2025-11-04 –, Lake Audubon
The h3-indexer is an open-source cloud-native Python package that converts geospatial geometries (points, lines, polygons) into standardized H3 hexagonal grids using PySpark and Apache Sedona, enabling scalable spatial analysis and data harmonization across massive, disparate geospatial datasets.
With the rise of new cloud-native geospatial tools, an increase in data formats and even more ways to store your data, the h3-indexer addresses the growing challenge of efficiently converting diverse spatial data formats into a unified, analysis-ready representation at scale. Originally developed for Amazon's Air Quality initiatives to calculate emissions globally at highly granular levels, this open-source tool fills a significant gap in the cloud-native geospatial technology landscape.
The geospatial community faces a persistent challenge in standardizing spatial data processing workflows, particularly in cloud environments. Traditional GIS tools often lack the scalability needed for modern big data applications, while cloud-native solutions frequently require custom compute environments and complex builds that are too complicated for most use cases. Organizations working with diverse geospatial datasets spanning applications from environmental monitoring to urban planning, struggle to harmonize data from multiple sources into a consistent, comparable structure in order to calculate key metrics.
The h3-indexer leverages Uber's H3 global grid system to transform any number of point, line, and polygon geometries into standardized hexagonal grids. Built on PySpark and Apache Sedona, the tool is designed for cloud-native deployment and can process massive geospatial datasets in distributed computing environments. Through JSON-based configuration, users can version, share, and reproduce spatial processing workflows across different environments and datasets.
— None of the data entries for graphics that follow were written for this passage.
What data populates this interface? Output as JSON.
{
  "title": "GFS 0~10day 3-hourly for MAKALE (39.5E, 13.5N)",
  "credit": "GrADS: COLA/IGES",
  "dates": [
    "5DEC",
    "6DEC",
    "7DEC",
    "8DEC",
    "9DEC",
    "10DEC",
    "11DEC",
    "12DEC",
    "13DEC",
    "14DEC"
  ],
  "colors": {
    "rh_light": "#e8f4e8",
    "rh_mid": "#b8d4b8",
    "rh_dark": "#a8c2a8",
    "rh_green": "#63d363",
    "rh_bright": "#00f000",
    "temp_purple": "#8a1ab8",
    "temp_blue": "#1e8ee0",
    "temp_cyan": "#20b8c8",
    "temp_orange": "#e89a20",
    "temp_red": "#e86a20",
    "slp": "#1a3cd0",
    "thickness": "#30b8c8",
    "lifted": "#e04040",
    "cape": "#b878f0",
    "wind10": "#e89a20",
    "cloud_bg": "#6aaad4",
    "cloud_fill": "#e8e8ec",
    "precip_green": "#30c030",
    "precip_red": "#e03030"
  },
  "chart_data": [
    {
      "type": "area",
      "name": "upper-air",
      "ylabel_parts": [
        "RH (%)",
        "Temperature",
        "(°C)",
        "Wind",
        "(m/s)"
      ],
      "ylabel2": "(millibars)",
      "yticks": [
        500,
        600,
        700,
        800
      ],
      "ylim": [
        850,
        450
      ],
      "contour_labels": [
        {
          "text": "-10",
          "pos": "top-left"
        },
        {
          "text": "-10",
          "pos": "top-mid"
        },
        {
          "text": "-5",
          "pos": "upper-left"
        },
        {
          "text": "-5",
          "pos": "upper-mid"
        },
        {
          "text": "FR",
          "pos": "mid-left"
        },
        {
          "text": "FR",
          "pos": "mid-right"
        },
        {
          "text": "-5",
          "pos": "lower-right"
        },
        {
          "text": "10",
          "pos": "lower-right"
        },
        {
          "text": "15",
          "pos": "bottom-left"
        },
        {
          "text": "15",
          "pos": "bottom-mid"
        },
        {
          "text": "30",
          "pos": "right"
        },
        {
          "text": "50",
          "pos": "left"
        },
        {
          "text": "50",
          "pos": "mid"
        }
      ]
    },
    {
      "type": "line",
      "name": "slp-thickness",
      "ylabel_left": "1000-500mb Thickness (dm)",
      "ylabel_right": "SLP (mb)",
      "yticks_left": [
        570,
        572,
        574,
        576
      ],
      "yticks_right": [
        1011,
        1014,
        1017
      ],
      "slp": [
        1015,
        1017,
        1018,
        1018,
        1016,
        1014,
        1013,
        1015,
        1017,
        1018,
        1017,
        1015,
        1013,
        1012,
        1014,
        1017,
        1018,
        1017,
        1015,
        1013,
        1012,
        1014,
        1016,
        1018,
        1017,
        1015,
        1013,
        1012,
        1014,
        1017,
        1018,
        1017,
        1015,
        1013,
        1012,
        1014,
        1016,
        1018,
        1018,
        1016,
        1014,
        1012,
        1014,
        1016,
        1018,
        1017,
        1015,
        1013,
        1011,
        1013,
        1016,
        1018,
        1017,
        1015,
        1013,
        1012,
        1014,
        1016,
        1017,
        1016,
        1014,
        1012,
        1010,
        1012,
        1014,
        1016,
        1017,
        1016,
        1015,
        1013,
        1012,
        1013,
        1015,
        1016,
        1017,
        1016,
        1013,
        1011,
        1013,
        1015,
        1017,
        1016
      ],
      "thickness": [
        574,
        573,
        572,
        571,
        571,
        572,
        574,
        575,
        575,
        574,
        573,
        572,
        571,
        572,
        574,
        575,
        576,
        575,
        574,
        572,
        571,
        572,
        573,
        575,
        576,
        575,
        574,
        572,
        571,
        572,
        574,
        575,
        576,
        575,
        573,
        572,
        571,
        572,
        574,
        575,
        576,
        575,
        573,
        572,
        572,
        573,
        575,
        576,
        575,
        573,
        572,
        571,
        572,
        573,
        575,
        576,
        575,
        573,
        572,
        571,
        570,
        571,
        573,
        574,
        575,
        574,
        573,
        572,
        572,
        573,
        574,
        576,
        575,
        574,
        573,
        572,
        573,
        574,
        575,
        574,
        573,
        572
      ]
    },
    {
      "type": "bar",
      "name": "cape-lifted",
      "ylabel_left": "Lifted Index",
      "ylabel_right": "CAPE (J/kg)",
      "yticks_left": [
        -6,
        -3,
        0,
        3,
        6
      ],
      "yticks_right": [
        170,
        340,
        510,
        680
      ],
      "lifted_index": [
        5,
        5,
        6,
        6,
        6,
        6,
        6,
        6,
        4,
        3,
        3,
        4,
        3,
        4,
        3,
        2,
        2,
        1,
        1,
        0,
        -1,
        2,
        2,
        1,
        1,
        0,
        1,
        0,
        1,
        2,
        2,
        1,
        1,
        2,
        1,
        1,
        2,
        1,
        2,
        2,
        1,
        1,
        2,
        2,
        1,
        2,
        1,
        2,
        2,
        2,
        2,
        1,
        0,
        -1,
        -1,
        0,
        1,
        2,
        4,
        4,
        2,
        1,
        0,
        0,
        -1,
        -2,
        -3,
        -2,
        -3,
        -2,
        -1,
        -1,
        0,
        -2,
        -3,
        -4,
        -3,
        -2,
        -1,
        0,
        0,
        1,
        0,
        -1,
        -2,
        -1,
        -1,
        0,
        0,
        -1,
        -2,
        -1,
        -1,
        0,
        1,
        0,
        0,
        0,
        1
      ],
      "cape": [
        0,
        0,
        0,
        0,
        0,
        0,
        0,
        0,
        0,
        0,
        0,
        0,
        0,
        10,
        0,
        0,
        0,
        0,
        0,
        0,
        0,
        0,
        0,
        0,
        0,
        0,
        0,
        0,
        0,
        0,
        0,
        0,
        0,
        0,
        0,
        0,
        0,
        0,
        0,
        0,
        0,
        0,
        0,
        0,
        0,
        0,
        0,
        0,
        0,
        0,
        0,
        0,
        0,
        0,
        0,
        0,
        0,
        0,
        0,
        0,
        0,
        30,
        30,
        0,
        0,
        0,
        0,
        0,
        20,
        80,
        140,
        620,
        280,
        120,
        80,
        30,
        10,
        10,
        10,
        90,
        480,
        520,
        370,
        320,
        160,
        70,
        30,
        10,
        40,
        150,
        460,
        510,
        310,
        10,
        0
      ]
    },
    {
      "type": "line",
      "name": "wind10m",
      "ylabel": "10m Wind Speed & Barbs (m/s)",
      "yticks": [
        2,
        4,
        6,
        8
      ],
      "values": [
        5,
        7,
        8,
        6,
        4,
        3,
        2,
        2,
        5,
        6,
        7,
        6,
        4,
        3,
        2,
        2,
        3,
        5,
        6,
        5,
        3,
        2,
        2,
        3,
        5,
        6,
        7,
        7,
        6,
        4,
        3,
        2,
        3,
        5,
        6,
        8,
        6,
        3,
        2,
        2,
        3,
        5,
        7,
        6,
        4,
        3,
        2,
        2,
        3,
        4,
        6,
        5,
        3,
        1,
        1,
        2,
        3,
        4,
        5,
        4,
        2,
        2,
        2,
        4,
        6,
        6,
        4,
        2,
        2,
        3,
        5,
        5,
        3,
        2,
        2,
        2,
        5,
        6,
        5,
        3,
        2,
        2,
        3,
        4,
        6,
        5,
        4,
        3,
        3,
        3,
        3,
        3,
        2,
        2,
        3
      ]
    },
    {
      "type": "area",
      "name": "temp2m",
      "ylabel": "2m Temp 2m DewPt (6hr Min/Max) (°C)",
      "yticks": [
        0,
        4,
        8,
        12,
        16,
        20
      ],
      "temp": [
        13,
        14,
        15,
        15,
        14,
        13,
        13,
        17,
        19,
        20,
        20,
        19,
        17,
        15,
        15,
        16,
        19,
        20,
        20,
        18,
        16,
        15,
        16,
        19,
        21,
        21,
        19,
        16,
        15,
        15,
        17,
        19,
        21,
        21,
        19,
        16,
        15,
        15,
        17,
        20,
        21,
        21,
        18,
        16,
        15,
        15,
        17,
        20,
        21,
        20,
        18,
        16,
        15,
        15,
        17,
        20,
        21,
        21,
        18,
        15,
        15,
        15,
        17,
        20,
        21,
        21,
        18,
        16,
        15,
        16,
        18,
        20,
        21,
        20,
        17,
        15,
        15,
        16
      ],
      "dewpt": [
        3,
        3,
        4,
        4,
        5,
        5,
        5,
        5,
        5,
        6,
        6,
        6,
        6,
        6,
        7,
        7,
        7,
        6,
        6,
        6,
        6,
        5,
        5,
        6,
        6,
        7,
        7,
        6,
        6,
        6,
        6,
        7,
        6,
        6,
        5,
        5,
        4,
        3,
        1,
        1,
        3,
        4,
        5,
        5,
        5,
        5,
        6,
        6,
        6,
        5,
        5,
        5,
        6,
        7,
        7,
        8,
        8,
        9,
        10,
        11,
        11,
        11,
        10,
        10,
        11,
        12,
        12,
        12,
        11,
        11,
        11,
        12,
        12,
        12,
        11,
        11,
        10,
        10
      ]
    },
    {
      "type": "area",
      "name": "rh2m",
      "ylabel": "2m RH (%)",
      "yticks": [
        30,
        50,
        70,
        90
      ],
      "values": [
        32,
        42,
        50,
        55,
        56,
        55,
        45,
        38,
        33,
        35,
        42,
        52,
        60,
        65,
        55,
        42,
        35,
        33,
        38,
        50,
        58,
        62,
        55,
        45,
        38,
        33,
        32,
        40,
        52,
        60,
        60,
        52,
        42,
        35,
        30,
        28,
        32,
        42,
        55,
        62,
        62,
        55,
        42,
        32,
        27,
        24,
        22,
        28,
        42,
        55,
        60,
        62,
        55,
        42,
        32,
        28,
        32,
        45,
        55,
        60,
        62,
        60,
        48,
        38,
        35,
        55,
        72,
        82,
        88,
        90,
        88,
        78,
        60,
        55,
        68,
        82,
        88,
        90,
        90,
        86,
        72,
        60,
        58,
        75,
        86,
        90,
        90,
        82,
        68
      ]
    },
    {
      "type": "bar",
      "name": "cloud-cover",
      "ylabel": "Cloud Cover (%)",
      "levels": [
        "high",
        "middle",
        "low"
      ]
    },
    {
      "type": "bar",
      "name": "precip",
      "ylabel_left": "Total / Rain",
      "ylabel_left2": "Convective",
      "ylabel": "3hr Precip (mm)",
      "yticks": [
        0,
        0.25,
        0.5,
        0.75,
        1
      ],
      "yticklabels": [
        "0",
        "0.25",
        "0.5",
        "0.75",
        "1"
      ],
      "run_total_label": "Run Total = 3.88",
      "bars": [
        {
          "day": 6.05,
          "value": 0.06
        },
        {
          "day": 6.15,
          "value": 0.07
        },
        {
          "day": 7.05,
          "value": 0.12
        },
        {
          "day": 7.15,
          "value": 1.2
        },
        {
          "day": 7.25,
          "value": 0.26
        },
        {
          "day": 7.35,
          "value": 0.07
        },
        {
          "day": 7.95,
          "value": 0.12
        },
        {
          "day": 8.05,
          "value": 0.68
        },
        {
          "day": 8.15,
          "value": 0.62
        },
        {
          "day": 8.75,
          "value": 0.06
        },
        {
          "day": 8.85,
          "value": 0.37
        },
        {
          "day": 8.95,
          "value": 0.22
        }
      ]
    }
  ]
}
The H3-Indexer's modular architecture makes it highly extensible for community contributions and customization. The tool is built around a flexible data model system using pydantic that defines clear interfaces for different input types (VectorTable, RasterFile), geometry types (POINT, LINE, POLYGON) and processing methods (WITHIN, PCT_LENGTH, PCT_AREA). This design allows developers to easily add new geometry processing methods by simply extending the existing enums and implementing corresponding router functions, or introduce entirely new data source types by creating new base model classes that follow the established patterns. The configuration-driven approach means that new attribution methods, data connectors, or processing algorithms can be integrated without modifying the core indexing and resolution logic. This modularity extends to data sources as well. Current support for S3, Glue Catalog, and various file formats demonstrates how new input connectors can be integrated into the existing validation and processing framework, making the tool adaptable to diverse organizational needs and emerging geospatial data standards.